Vacic was seen in a photo taken there with a Serbian “three-fingered” salute, and Ivanovic tweeted a picture with the caption “next year (in Kosovo) Prizren with Russian brothers.” Vacic has since decorated his Twitter profile with a “wall mural” of the Wagner Group, reading “Wagner Group – Russian Warriors…”


In a Thursday post, a Serbian far right “enthusiast” wrote that there is only one solution to the Kosovo situation, which is the annexation of Kosovo.


The West, or the EU supervised by the United States, Quinta or whoever has put Serbia in front of a choice.

The Western intermediaries, who are allegedly proliferating almost to the point of division, have also outlined what the consequences of rejecting the Western plan might be, but there is almost no mention of what happens if Serbia were to accept the proposal in question.

How does the Serbian far right react to this?
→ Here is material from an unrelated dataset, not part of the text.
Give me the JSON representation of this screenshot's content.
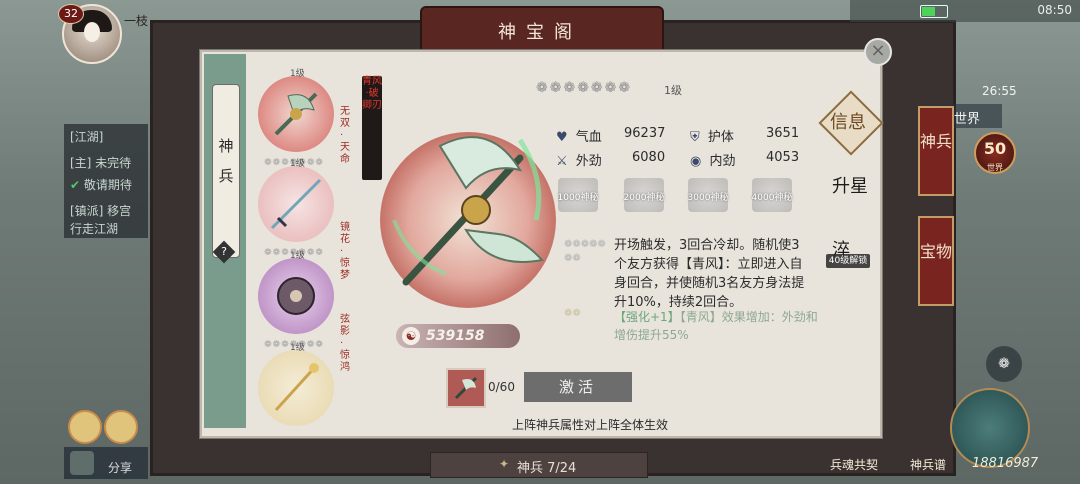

Will the far right forces, directed by the far right in Serbia, take to the streets, as they have already been reveling in Belgrade & Serbia for minor things, such as the recent Pride?

And it is also a question of what Russia does to “reinforce” these forces, or what the Night Wolves, a Putin-friendly motorcycle gang, do in Serbia.

As a question, it may also be worth asking whether it was a sane idea for the West to poison the Balkan situation and open up another front in Europe right now, especially when it was quite obvious that Russia wanted to do just that.